Thursday, January 14, 2010

A walk on the wild side

Thistle seedhead catching the sunshine (before the snows came)

I seem to spend an inordinate amount of time wandering through countryside, usually with dog in tow, and it's hard to do that without appreciating just how remarkable wild plants and flowers are. They don't get so much as a smidgin of attention from us, yet they seed themselves, grow up bravely fighting off all manner of weeds (actually they often are weeds) and pests and make it to adulthood to produce a heart-stopping flower of their own. As a gardener it's all a bit humbling.

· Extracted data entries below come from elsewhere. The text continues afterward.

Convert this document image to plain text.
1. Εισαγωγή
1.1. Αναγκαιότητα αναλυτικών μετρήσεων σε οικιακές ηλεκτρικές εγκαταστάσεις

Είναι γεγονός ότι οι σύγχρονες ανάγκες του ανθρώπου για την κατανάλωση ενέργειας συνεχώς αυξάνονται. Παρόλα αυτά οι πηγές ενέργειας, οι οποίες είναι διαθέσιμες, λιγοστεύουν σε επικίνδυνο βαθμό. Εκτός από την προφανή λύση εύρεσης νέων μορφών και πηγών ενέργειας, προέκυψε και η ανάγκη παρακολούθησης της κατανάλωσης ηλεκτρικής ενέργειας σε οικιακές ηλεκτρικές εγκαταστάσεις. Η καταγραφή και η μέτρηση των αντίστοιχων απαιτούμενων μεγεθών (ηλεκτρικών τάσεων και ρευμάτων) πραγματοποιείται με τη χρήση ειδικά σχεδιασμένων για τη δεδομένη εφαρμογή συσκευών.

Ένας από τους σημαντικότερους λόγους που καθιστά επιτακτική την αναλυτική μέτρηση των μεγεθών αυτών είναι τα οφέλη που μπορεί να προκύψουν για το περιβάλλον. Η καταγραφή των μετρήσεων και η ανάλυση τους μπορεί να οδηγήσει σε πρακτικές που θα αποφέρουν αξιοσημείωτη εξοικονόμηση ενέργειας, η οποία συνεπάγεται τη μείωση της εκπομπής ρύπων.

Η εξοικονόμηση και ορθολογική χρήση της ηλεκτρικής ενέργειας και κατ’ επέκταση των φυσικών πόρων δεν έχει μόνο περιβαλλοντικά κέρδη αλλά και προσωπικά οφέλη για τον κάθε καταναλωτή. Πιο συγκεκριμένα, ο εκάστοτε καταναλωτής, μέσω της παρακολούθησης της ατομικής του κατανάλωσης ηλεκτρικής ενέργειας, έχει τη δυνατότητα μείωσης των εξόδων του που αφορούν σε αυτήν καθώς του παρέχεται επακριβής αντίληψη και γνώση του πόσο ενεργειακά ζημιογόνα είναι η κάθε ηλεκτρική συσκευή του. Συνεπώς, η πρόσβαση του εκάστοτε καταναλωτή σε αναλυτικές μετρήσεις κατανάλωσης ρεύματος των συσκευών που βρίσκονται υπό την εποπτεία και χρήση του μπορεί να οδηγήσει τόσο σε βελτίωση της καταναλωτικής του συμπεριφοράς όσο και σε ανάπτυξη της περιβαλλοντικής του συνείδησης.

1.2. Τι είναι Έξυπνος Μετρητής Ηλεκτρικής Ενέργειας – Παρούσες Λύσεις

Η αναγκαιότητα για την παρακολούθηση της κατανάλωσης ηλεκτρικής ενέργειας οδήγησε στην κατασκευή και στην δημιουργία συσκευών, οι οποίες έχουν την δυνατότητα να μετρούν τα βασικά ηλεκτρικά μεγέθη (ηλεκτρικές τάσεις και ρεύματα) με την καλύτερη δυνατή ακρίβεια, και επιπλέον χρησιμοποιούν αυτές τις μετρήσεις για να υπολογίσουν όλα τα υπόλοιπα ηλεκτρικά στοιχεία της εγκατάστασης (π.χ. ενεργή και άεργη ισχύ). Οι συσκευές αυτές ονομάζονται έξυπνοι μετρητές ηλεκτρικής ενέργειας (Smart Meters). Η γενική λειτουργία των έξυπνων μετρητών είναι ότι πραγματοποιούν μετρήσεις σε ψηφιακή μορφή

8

So since I often think they look at least as pretty as garden flowers I thought I'd give them their own spot in the limelight here, starting with a thistle I kind of wish I had in my garden as its seedheads were nicer (and much more sturdy) than most of mine have been this winter. But then the whole point of wildflowers is that they aren't in your garden, and you wouldn't want them to be if they were (I spend a lot of time and prickled fingers pulling thistles out of my garden, in fact). So I give you the thistle: in its own place and its own time, and long may it stay there so we can be stopped in our tracks while out dog-walking.


VP said...

It's an extension of Right Plant, Right Place eh?

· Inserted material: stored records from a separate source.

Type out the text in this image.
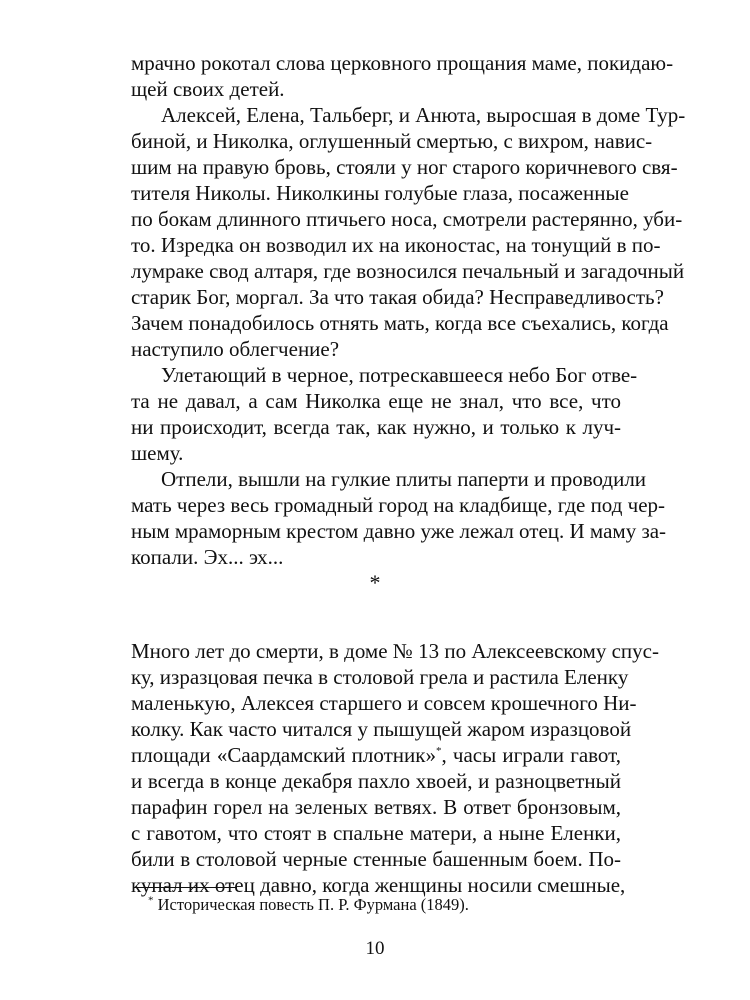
мрачно рокотал слова церковного прощания маме, покидаю-
щей своих детей.
Алексей, Елена, Тальберг, и Анюта, выросшая в доме Тур-
биной, и Николка, оглушенный смертью, с вихром, навис-
шим на правую бровь, стояли у ног старого коричневого свя-
тителя Николы. Николкины голубые глаза, посаженные
по бокам длинного птичьего носа, смотрели растерянно, уби-
то. Изредка он возводил их на иконостас, на тонущий в по-
лумраке свод алтаря, где возносился печальный и загадочный
старик Бог, моргал. За что такая обида? Несправедливость?
Зачем понадобилось отнять мать, когда все съехались, когда
наступило облегчение?
Улетающий в черное, потрескавшееся небо Бог отве-
та не давал, а сам Николка еще не знал, что все, что
ни происходит, всегда так, как нужно, и только к луч-
шему.
Отпели, вышли на гулкие плиты паперти и проводили
мать через весь громадный город на кладбище, где под чер-
ным мраморным крестом давно уже лежал отец. И маму за-
копали. Эх... эх...
*
Много лет до смерти, в доме № 13 по Алексеевскому спус-
ку, изразцовая печка в столовой грела и растила Еленку
маленькую, Алексея старшего и совсем крошечного Ни-
колку. Как часто читался у пышущей жаром изразцовой
площади «Саардамский плотник»*, часы играли гавот,
и всегда в конце декабря пахло хвоей, и разноцветный
парафин горел на зеленых ветвях. В ответ бронзовым,
с гавотом, что стоят в спальне матери, а ныне Еленки,
били в столовой черные стенные башенным боем. По-
купал их отец давно, когда женщины носили смешные,
* Историческая повесть П. Р. Фурмана (1849).
10
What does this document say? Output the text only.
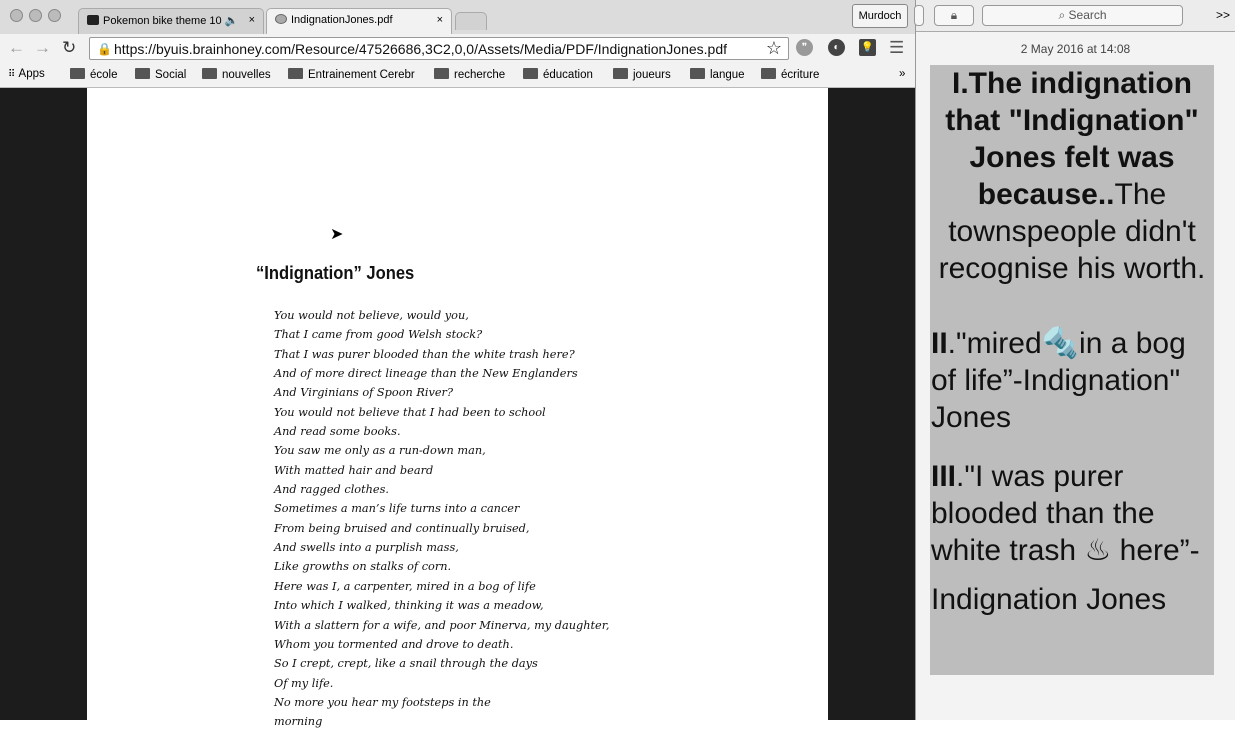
Pokemon bike theme 10 🔈 ×	IndignationJones.pdf	×	Murdoch
← → ↻ 🔒 https://byuis.brainhoney.com/Resource/47526686,3C2,0,0/Assets/Media/PDF/IndignationJones.pdf ☆	❞	◐	💡 ☰
⠿ Apps	école	Social	nouvelles	Entrainement Cerebr	recherche	éducation	joueurs	langue	écriture	»
“Indignation” Jones
You would not believe, would you,
That I came from good Welsh stock?
That I was purer blooded than the white trash here?
And of more direct lineage than the New Englanders
And Virginians of Spoon River?
You would not believe that I had been to school
And read some books.
You saw me only as a run-down man,
With matted hair and beard
And ragged clothes.
Sometimes a man’s life turns into a cancer
From being bruised and continually bruised,
And swells into a purplish mass,
Like growths on stalks of corn.
Here was I, a carpenter, mired in a bog of life
Into which I walked, thinking it was a meadow,
With a slattern for a wife, and poor Minerva, my daughter,
Whom you tormented and drove to death.
So I crept, crept, like a snail through the days
Of my life.
No more you hear my footsteps in the
morning
➤
🔒︎	⌕ Search	>>
2 May 2016 at 14:08
I.The indignation that "Indignation" Jones felt was because..The townspeople didn't recognise his worth.
II."mired🔩in a bog of life”-Indignation" Jones
III."I was purer blooded than the white trash ♨ here”-
Indignation Jones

I wish garden plants were as easy to ID as wildflowers. If I want to know what I've seen on my walks I simply consult my Francis Rose, which will give me the answer whether the plants vegetative or in flower.

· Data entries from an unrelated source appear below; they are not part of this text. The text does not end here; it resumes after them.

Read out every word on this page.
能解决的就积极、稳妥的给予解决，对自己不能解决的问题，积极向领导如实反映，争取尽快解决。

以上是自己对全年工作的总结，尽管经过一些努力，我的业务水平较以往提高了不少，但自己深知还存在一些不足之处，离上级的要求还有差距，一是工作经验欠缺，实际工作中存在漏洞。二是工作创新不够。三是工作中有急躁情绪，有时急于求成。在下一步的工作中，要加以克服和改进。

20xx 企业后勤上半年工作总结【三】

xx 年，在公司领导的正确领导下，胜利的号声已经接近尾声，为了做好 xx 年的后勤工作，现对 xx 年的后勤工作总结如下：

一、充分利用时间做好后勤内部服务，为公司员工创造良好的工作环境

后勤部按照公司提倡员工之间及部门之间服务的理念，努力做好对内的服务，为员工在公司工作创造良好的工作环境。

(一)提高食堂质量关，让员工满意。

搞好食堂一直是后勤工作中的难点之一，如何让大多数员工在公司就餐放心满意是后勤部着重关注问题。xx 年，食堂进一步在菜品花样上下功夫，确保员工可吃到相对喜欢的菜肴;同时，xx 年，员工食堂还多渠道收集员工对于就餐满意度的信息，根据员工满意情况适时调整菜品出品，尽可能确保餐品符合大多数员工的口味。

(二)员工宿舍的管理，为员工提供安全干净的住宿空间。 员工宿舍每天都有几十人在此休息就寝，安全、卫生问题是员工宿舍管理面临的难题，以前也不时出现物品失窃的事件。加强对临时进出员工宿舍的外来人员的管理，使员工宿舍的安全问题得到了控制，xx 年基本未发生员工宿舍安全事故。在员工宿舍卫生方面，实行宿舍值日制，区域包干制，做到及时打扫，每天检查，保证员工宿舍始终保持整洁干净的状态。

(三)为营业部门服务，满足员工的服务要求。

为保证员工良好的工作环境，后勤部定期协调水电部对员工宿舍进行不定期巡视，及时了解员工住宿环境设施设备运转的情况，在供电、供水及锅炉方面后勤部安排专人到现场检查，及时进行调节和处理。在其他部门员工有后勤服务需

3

Now remembering your fiendish plant ID quizes last year, where on earth does one start I you don't have the foggiest idea?

WV says pityl!

camillap said...

Thanks for this reminder of golden summer, autumn days - the light is really beautiful (please don't tell me if it was photgraphed on a bright winter day and spoil my illusion). I too sometimes look at hedgrows wistfully and think - nature really does it better.

Plant Mad Nige said...

I'm pretty sure your 'thistle' is a teasel, Dipsacus fullonium. I'm deducing that from the curved bracts below the missing seedhead on the upper stem. I have grown this species in my garden for years and absolutely love it. In the current snow, it's prettier than anything 'bred.'

The Constant Gardener said...

if you don't have the foggiest idea, VP, you start with just wittering on about how lovely the plant is and hope nobody notices you haven't mentioned the name :D

camilla - OK won't tell you then...

and Nigel - I debated with myself for a long time over whether this was thistle or teasel, as the bracts look like teasels but the head looks like a thistle. What makes me think it can't be a teasel is that in this patch of countryside there are a lot of teasels and they have much larger and more upright cones than this - far more like the garden teasels in shape. This looked nothing like them.

I'm quite prepared to be told there are lots of different types of teasel now, and I may have found one which isn't the common teasel - though I know many thistles have bracts too. Hmm... I refer you to the answer I gave VP earlier :D

VP said...

I've just consulted my Francis Rose (The Wild Flower Key) and I reckon it's the small teasel Dipsacus pilosus

The Constant Gardener said...

Do you know VP you might just be right... the bracts don't look as large in the summer plants but the flower heads are the right size - and the bracts do get more noticeable in winter.

Cor, not only did I find a pretty wild plant I also found quite an unusual one too!